The five levels are: level 1: basic cyber hygiene, level 2: intermediate cyber hygiene, level 3: good cyber hygiene, level 4: proactive, and level 5: advanced/progressive. Each level builds on the level below it, adding processes and practices to make each level successively more secure. Each level has the same 17 practices; level 2 adds 55 practices, level 3 adds 58 practices to that, and so on.

Level 1 is relatively easy to achieve. It requires the initial 17 practices and only has limited documentation requirements. A small organization should be able to implement these practices in a matter of weeks, and an assessment at this level would probably only take two to three weeks. Although currently no independent auditors have been licensed/accredited to provide assessment services within the CMMC framework, guidelines for auditors are in the works.

A level 3 certification is far more complex. It has 130 practices to be implemented and requires organizations to have policies and procedures in place and prepare a resource plan for the 17 CMMC domains and between three and 10 additional plans, such as a system security plan, contingency plan, incident response plan, etc. The amount of effort it will take an organization to achieve level 3 certification depends on whether it is starting from scratch—it has no documentation, little to no IT security—or if it is somewhat mature and already has documented policies and procedures, implemented security requirements, and other framework certifications among other initiatives.

Another thing to note is that level 3 includes all 110 NIST 800-171 requirements. If an organization stores, processes, or transmits Controlled Unclassified Information (CUI), it is already mandated to have all NIST 800-171 requirements implemented and all policy and procedures documented, so it already has met 85 percent of the level 3 compliance requirements. If that’s the case, getting to a level 3 readiness might only take a few weeks to a month. However, if an organization is starting from the beginning, it should allot conservatively four to six months. And in reality, it could take upwards of one year to be fully ready.
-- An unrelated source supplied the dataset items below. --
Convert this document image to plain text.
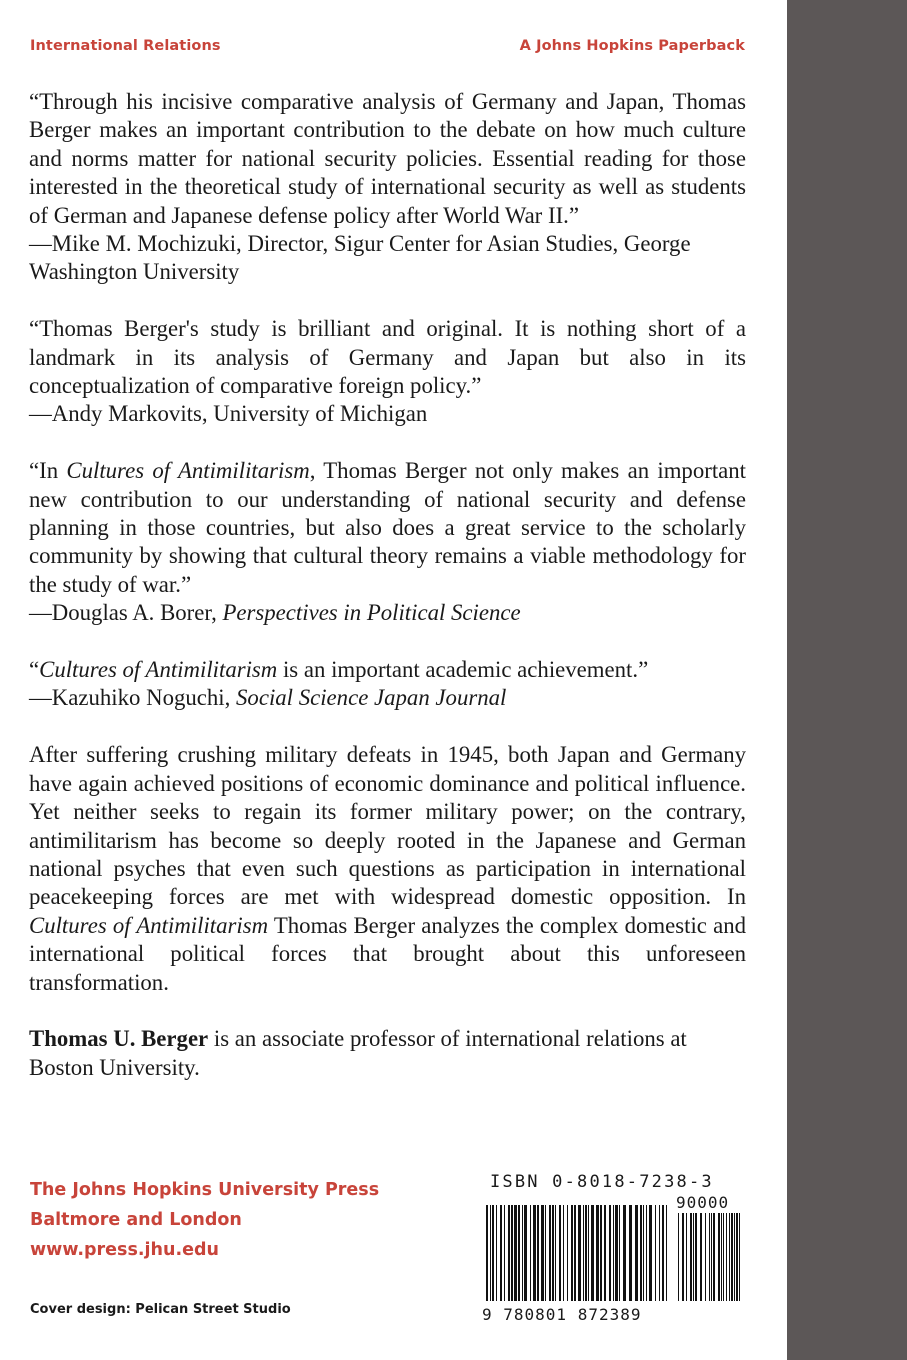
International Relations	A Johns Hopkins Paperback

“Through his incisive comparative analysis of Germany and Japan, Thomas Berger makes an important contribution to the debate on how much culture and norms matter for national security policies. Essential reading for those interested in the theoretical study of international security as well as students of German and Japanese defense policy after World War II.”

—Mike M. Mochizuki, Director, Sigur Center for Asian Studies, George Washington University

“Thomas Berger's study is brilliant and original. It is nothing short of a landmark in its analysis of Germany and Japan but also in its conceptualization of comparative foreign policy.”

—Andy Markovits, University of Michigan

“In Cultures of Antimilitarism, Thomas Berger not only makes an important new contribution to our understanding of national security and defense planning in those countries, but also does a great service to the scholarly community by showing that cultural theory remains a viable methodology for the study of war.”

—Douglas A. Borer, Perspectives in Political Science

“Cultures of Antimilitarism is an important academic achievement.”

—Kazuhiko Noguchi, Social Science Japan Journal

After suffering crushing military defeats in 1945, both Japan and Germany have again achieved positions of economic dominance and political influence. Yet neither seeks to regain its former military power; on the contrary, antimilitarism has become so deeply rooted in the Japanese and German national psyches that even such questions as participation in international peacekeeping forces are met with widespread domestic opposition. In Cultures of Antimilitarism Thomas Berger analyzes the complex domestic and international political forces that brought about this unforeseen transformation.

Thomas U. Berger is an associate professor of international relations at Boston University.

The Johns Hopkins University Press
Baltmore and London
www.press.jhu.edu
Cover design: Pelican Street Studio
ISBN 0-8018-7238-3
90000
9 780801 872389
Levels 4 and 5 are meant for highly mature organizations. One of the deal breakers that will prevent many small organizations from achieving this level of certification is the requirement to have a 24/7 system monitoring, such as a Security Operations Center. This can be cost prohibitive for many small organizations. However, for organizations that already have 24/7 monitoring, they will also likely be fairly mature in their documentation and other aspects, so it may not take them very long to achieve this level.

The difference between a level 4 and level 5 certification is only a single additional process and 15 additional practices, so I would suggest going the distance and achieving a level 5 certification. However, the same can’t be said for the differences in technological requirements between levels 3 and 4; level 4 requirements are much greater than those for level 3.

How do businesses know which level of CMMC compliance they should prepare for?

It depends on whether organizations want to do certain types of business with the government.

If your organization processes, stores, or transmits control of unclassified information (CUI), we recommend you prepare for level 3, because you already have to implement 800-171 requirements. CMMC level 3 includes all 110 requirements of 800-171, plus an additional 20 practices.

Unlike level 3, levels 1 and 2 do not include all of 800-171’s requirements. So, businesses that only process federal contract information and don’t expect to deal with CUI could aim for these levels.

At the Holland & Knight CMMC Impact on GovCon Summit conference on January 28, Chief Information Security Officer for Assistant Secretary for Defense Acquisition Katie Arrington alluded to level 2 as serving as a stepping stone for organizations to get to a level 3 certification and stated that she does not expect to see many solicitations that require a level 2 certification.

In light of this, organizations should consider level 2 to be basically a temporary step on their way to achieving level 3, as level 2 doesn’t offer sufficient CUI protections and doesn’t meet the current 800-171 requirements.

Johann Dettweiler is director of operations at TalaTek, a risk management firm based in Oakton, Virginia.